Мысль эта была сладким, разлагающим ядом для Клайда. Она бросала его в жар и сводила с ума. Если бы… если бы только не Роберта! Страшная и почти неразрешимая задача. Если бы не это и не сопротивление родителей Сондры, которое она надеялась преодолеть, разве не райское блаженство ожидает его? Сондра, Двенадцатое озеро, светское общество, богатство, любовь, красота. У него кружилась голова, когда он об этом думал. Если они с Сондрой поженятся, что останется делать ее родным? Только покориться и принять их в великолепное лоно своего роскошного дома в Ликурге или обеспечить их каким-нибудь другим способом. Он, без сомнения, в конце концов получит какое-нибудь место в «Компании электрических пылесосов» Финчли. И тогда он будет равен самому Гилберту Грифитсу и всем тем, кто вначале пренебрегал им в Ликурге (а то и выше!): вместе со Стюартом он будет наследником всего богатства Финчли! И в центре всего и превыше всего
— Сондра, драгоценнейший камень в этом великолепии, внезапном и сказочном, словно из «Тысячи и одной ночи».
И никаких мыслей о том, как поступать пока, до октября. Никаких серьезных планов относительно Роберты, которая вот теперь, сейчас, требует, чтобы он на ней женился. Надо как-нибудь от нее отделаться, думал Клайд. И в то же время он болезненно и тревожно ощущал, что никогда еще за всю свою жизнь не был так близок к страшному несчастью. Быть может, его долг (так считает общество, так сказала бы его мать) по меньшей мере помочь Роберте выпутаться из беды. Но разве кто-нибудь пришел на помощь Эсте? Ее возлюбленный? Он со спокойной совестью бросил ее, и она от этого не умерла. А Роберте приходится ничуть не хуже, чем пришлось тогда его сестре. Почему же она стремится его погубить? Почему она заставляет его отказаться от карьеры и положения в обществе, от стремления к красоте, к любви и страсти? Для него это почти самоубийство! А ведь если бы она сейчас избавила его от всего этого, впоследствии он мог бы сделать для нее гораздо больше… конечно, с помощью денег Сондры. Нет, он не допустит, чтобы она так с ним поступила, не даст загубить ему жизнь!
Два незначительных случая, которые произошли в это время, привели к тому, что намерения Роберты и Клайда стали еще непримиримее.

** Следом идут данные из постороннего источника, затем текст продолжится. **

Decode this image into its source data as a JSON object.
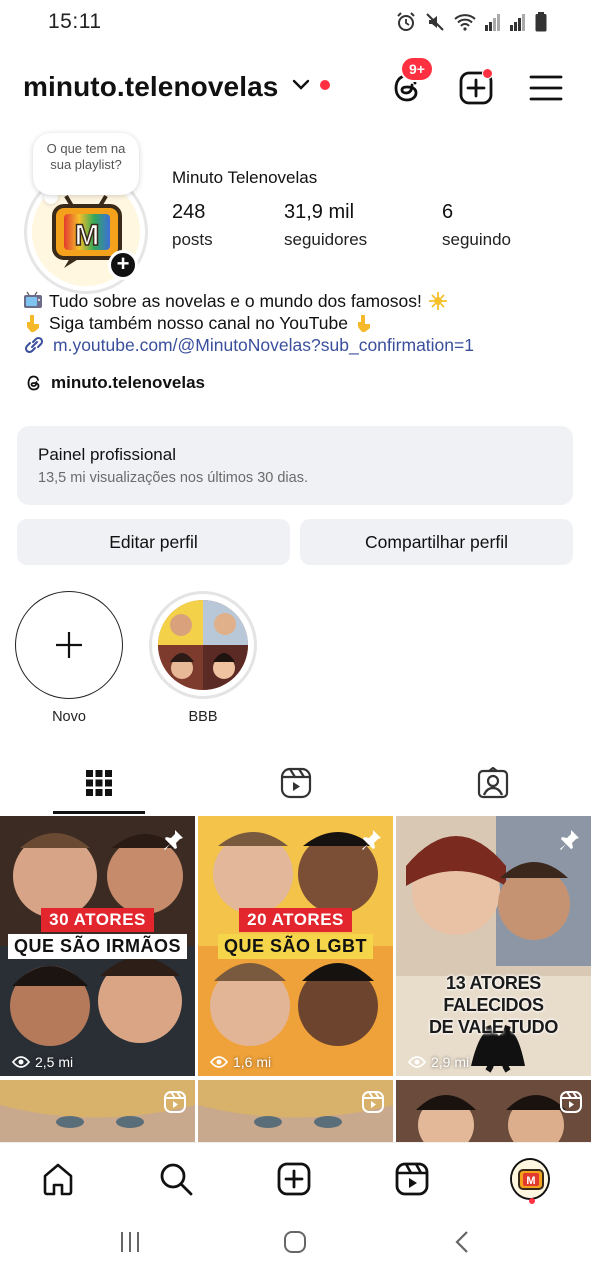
{
  "status_bar": {
    "time": "15:11",
    "icons": [
      "alarm-icon",
      "mute-icon",
      "wifi-icon",
      "signal-icon",
      "signal-icon",
      "battery-icon"
    ]
  },
  "header": {
    "username": "minuto.telenovelas",
    "notification_badge": "9+",
    "accent_color": "#ff3040"
  },
  "profile": {
    "note": "O que tem na sua playlist?",
    "display_name": "Minuto Telenovelas",
    "stats": {
      "posts_value": "248",
      "posts_label": "posts",
      "followers_value": "31,9 mil",
      "followers_label": "seguidores",
      "following_value": "6",
      "following_label": "seguindo"
    },
    "bio": {
      "line1": "Tudo sobre as novelas e o mundo dos famosos!",
      "line2": "Siga também nosso canal no YouTube",
      "link": "m.youtube.com/@MinutoNovelas?sub_confirmation=1"
    },
    "threads_handle": "minuto.telenovelas"
  },
  "professional_panel": {
    "title": "Painel profissional",
    "subtitle": "13,5 mi visualizações nos últimos 30 dias."
  },
  "actions": {
    "edit_label": "Editar perfil",
    "share_label": "Compartilhar perfil"
  },
  "highlights": [
    {
      "label": "Novo"
    },
    {
      "label": "BBB"
    }
  ],
  "tabs": [
    "grid-icon",
    "reels-icon",
    "tagged-icon"
  ],
  "posts": [
    {
      "line1": "30 ATORES",
      "line2": "QUE SÃO IRMÃOS",
      "views": "2,5 mi",
      "pinned": true
    },
    {
      "line1": "20 ATORES",
      "line2": "QUE SÃO LGBT",
      "views": "1,6 mi",
      "pinned": true
    },
    {
      "line1": "13 ATORES FALECIDOS",
      "line2": "DE VALE TUDO",
      "views": "2,9 mi",
      "pinned": true
    }
  ],
  "bottom_nav": [
    "home-icon",
    "search-icon",
    "create-icon",
    "reels-icon",
    "profile-avatar"
  ]
}
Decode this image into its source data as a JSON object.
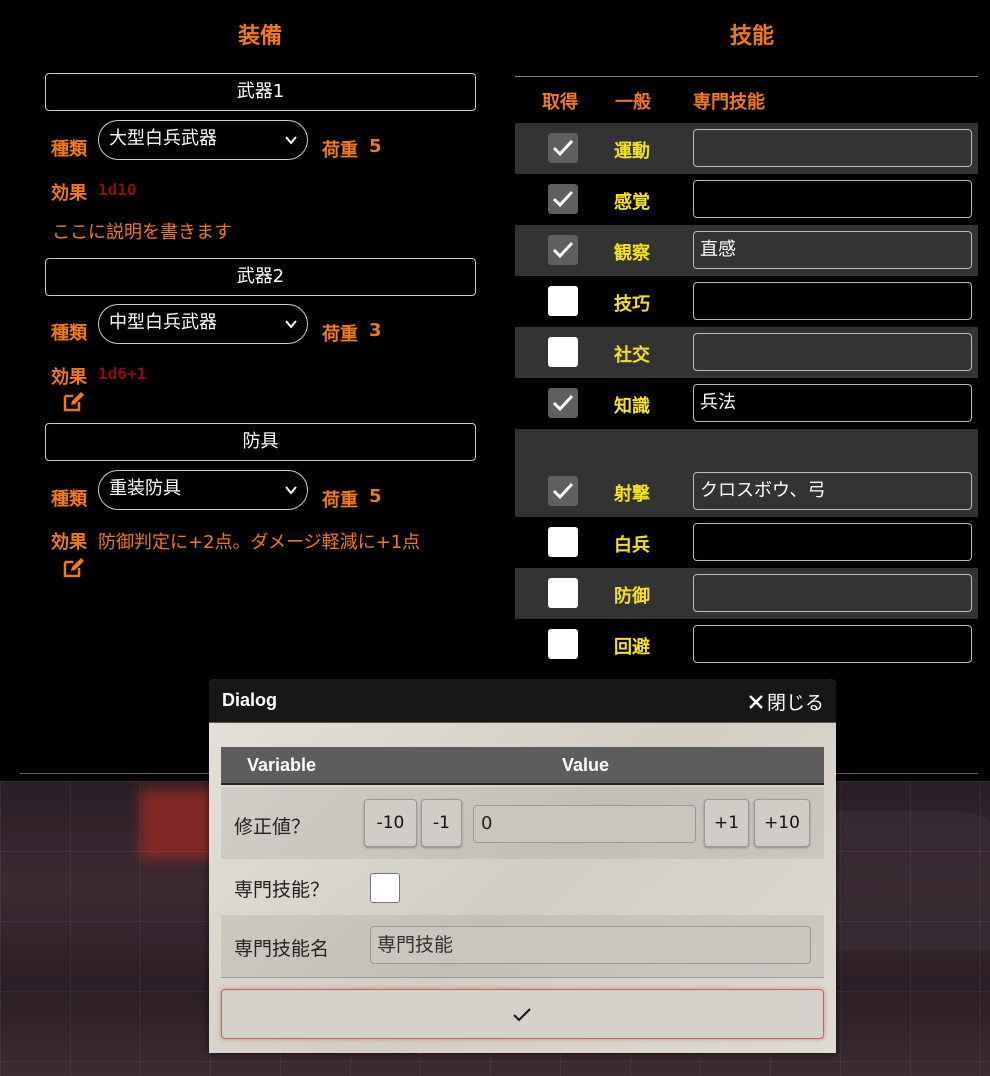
{
  "equipment": {
    "title": "装備",
    "type_label": "種類",
    "weight_label": "荷重",
    "effect_label": "効果",
    "items": [
      {
        "name": "武器1",
        "type": "大型白兵武器",
        "weight": "5",
        "effect": "1d10",
        "description": "ここに説明を書きます"
      },
      {
        "name": "武器2",
        "type": "中型白兵武器",
        "weight": "3",
        "effect": "1d6+1"
      },
      {
        "name": "防具",
        "type": "重装防具",
        "weight": "5",
        "effect": "防御判定に+2点。ダメージ軽減に+1点"
      }
    ]
  },
  "skills": {
    "title": "技能",
    "headers": {
      "acquired": "取得",
      "general": "一般",
      "specialty": "専門技能"
    },
    "rows": [
      {
        "name": "運動",
        "checked": true,
        "specialty": ""
      },
      {
        "name": "感覚",
        "checked": true,
        "specialty": ""
      },
      {
        "name": "観察",
        "checked": true,
        "specialty": "直感"
      },
      {
        "name": "技巧",
        "checked": false,
        "specialty": ""
      },
      {
        "name": "社交",
        "checked": false,
        "specialty": ""
      },
      {
        "name": "知識",
        "checked": true,
        "specialty": "兵法"
      },
      {
        "name": "射撃",
        "checked": true,
        "specialty": "クロスボウ、弓"
      },
      {
        "name": "白兵",
        "checked": false,
        "specialty": ""
      },
      {
        "name": "防御",
        "checked": false,
        "specialty": ""
      },
      {
        "name": "回避",
        "checked": false,
        "specialty": ""
      }
    ]
  },
  "dialog": {
    "title": "Dialog",
    "close_label": "閉じる",
    "col_variable": "Variable",
    "col_value": "Value",
    "modifier_label": "修正値？",
    "btn_minus10": "-10",
    "btn_minus1": "-1",
    "modifier_value": "0",
    "btn_plus1": "+1",
    "btn_plus10": "+10",
    "specialty_q_label": "専門技能？",
    "specialty_name_label": "専門技能名",
    "specialty_name_value": "専門技能"
  },
  "colors": {
    "accent": "#f07a19",
    "skill_name": "#f5e21a",
    "dice": "#8c0d0d"
  }
}
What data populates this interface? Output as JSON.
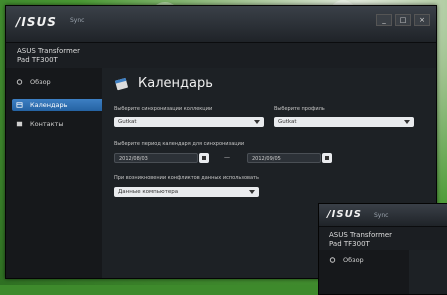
{
  "app": {
    "logo": "/ISUS",
    "sync_label": "Sync",
    "device_name_line1": "ASUS Transformer",
    "device_name_line2": "Pad TF300T"
  },
  "window_controls": [
    "_",
    "□",
    "×"
  ],
  "sidebar": {
    "items": [
      {
        "label": "Обзор",
        "icon": "overview-icon"
      },
      {
        "label": "Календарь",
        "icon": "calendar-icon",
        "selected": true
      },
      {
        "label": "Контакты",
        "icon": "contacts-icon"
      }
    ]
  },
  "main": {
    "title": "Календарь",
    "title_icon": "calendar-icon",
    "collection_label": "Выберите синхронизации коллекции",
    "collection_value": "Gutkat",
    "profile_label": "Выберите профиль",
    "profile_value": "Gutkat",
    "period_label": "Выберите период календаря для синхронизации",
    "date_from": "2012/08/03",
    "date_to": "2012/09/05",
    "dash": "—",
    "conflict_label": "При возникновении конфликтов данных использовать",
    "conflict_value": "Данные компьютера"
  },
  "colors": {
    "accent": "#2563a3",
    "window_bg": "#1b1e22",
    "desktop": "#3e8a2c"
  }
}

Как-то вечером Роберта случайно увидела Клайда на Сентрал-авеню: он стоял на краю тротуара перед зданием почты и разговаривал с Арабеллой Старк, которая ожидала своего отца, сидя в большом, внушительном автомобиле. Мисс Старк, одетая по последней моде в соответствии с требованиями сезона, вкусами своего круга и собственным претенциозным вкусом, сидела за рулем в жеманной позе, рассчитанной не только на Клайда, но и вообще на публику. Роберте, которая к этому времени была доведена до отчаяния медлительностью Клайда и не знала, как заставить его помочь ей, эта девушка показалась воплощением-беззаботности, роскоши и бездумного отношения к жизни — всего, что так прельщало Клайда и заставляло медлить и относиться с полнейшим равнодушием к ее ужасному положению. И в самом деле, у нее есть права, обусловленные ее теперешним состоянием, но что может она дать Клайду взамен той жизни, от которой он должен будет отказаться, уступив ее требованию? Ничего… Мысль не слишком ободряющая.